Even so, Roger Soucy, president of the Petroleum Services Association of Canada, said there is a tough road ahead to translate drilling into significant new volumes.

He said Feb. 26 that the potential for new gas discoveries has shrunk and the finds are smaller.

The same prognosis is contained in a new study by Purvin & Gertz Inc., which said new fields in the United States and Canada are depleting by 25 percent a year.

It said that because of the smaller discoveries in existing basins, prices are unlikely to fall below $4 per million British thermal units for the next two years.

The hope for a turnaround rests heavily on an acceleration of projects in the Arctic, offshore Atlantic Canada and the U.S. Gulf Coast, plus development of liquefied natural gas and coalbed methane.

Purvin & Gertz forecasts that:

• Alberta, the dominant Canadian supply source for 50 years, has likely peaked at 13.7 billion cubic feet per day, with CBM being the best hope to sustain that output level.

• British Columbia could grow significantly from its 2.6 billion cubic feet per day if the hopes of large finds in the northeast are realized, but Saskatchewan is expected to level off at 600 million cubic feet per day.
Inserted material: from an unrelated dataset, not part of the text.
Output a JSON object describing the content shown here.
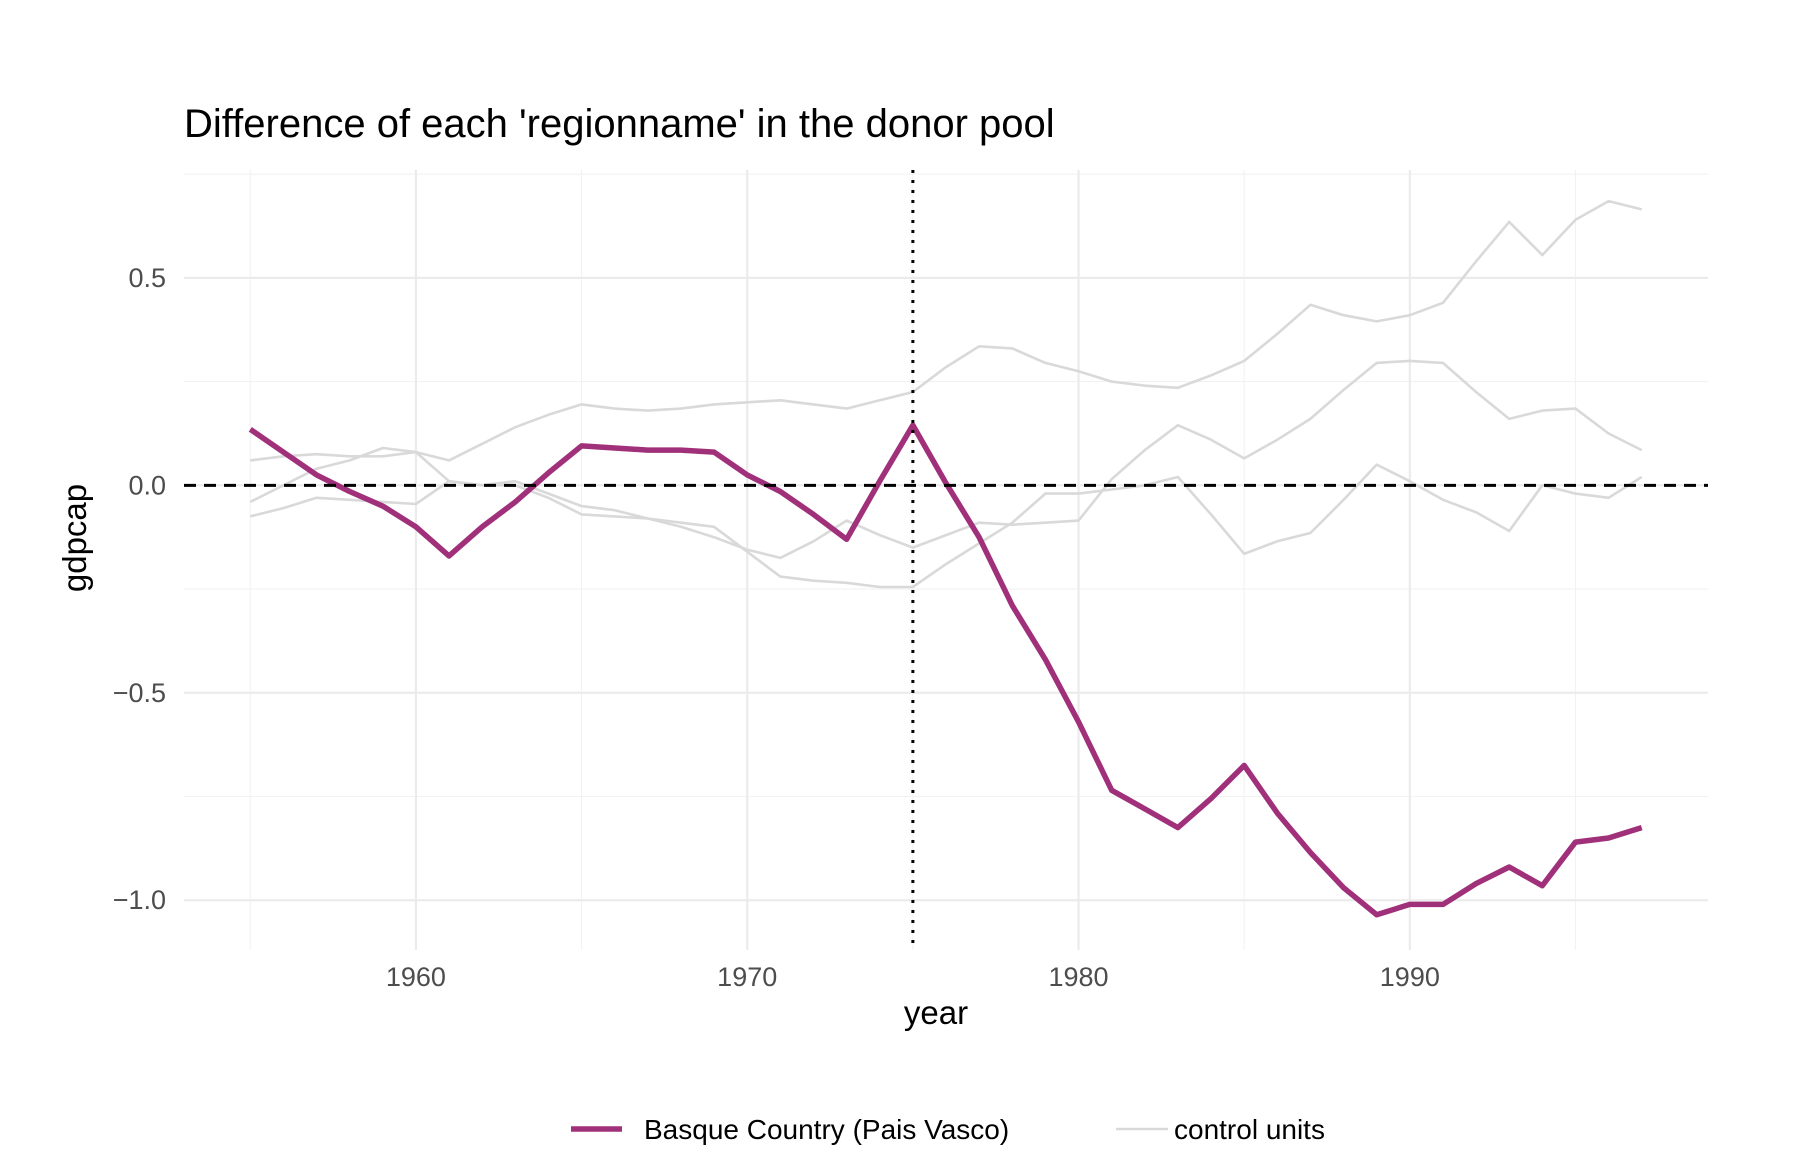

• Fort Liard, in the lower Northwest Territories, could double volumes over the next 15 years to 300 million cubic feet per day, but the Mackenzie Delta/Beaufort Sea is the best bet for big gains, just as Alaska is the U.S. ace-in-the-hole.

Nova Scotia setback

In Canada, the biggest setback has occurred in offshore Nova Scotia, where EnCana Corp. has called an indefinite “time out” for its Deep Panuke project, that was once expected to come on stream in late 2005 at 400 million cubic feet per day, the bulk destined for the U.S. Northeast.

Deep Panuke was to be Nova Scotia’s second producing field after Sable, which pumps at peak volumes of 550 million cubic feet per day to serve New England markets, but has itself been rocked by a 11 percent reserve write down by partner Shell Canada Ltd. and is expected to start declining earlier than anticipated.

The Lehman Brothers report, dated Feb. 12, said the negative reserve revision “could point towards potential longer-term difficulties of maintaining production from the East Coast.”

EnCana said last month the economics of developing estimated recoverable reserves of 935 billion cubic feet make no sense.

The National Energy Board and Canada-Nova Scotia Offshore Petroleum Board agreed Feb. 26 to suspend the public review process, asking for an update by Dec. 10.

EnCana chief executive officer Gwyn Morgan said major new discoveries boosting reserves to 1.4 trillion cubic feet would “help a lot” to make the C$1.2 billion project viable, along with possibly tying Deep Panuke gas into the Sable delivery system and obtaining concessions from the Nova Scotia and Canadian governments.

“We hope we don’t drop dead,” he said. “We’re trying to find a way of not doing that.”

But the hunt for new gas has hit a series of snags with a succession of wells failing to yield commercial finds and EnCana abandoning its first deepwater well in January.

Politicians and industry players keep pointing out that Nova Scotia is an underexplored basin that will need patience. Some analysts take the view that unless some of the 10 exploration wells planned for this year hit pay dirt, E&P companies will take their money elsewhere.

A first quarter review by FirstEnergy predicts gas prices will average $4.50 per million British thermal units at the New York Mercantile Exchange this year, compared with $3.36 in 2006.

It said a drilling surge in Canada won’t be enough to improve supply performance in 2004 and 2005.

The rapid draw down of storage levels that originally seemed adequate for winter needs will pose a challenge to regain levels of 3 trillion cubic feet by November, FirstEnergy said.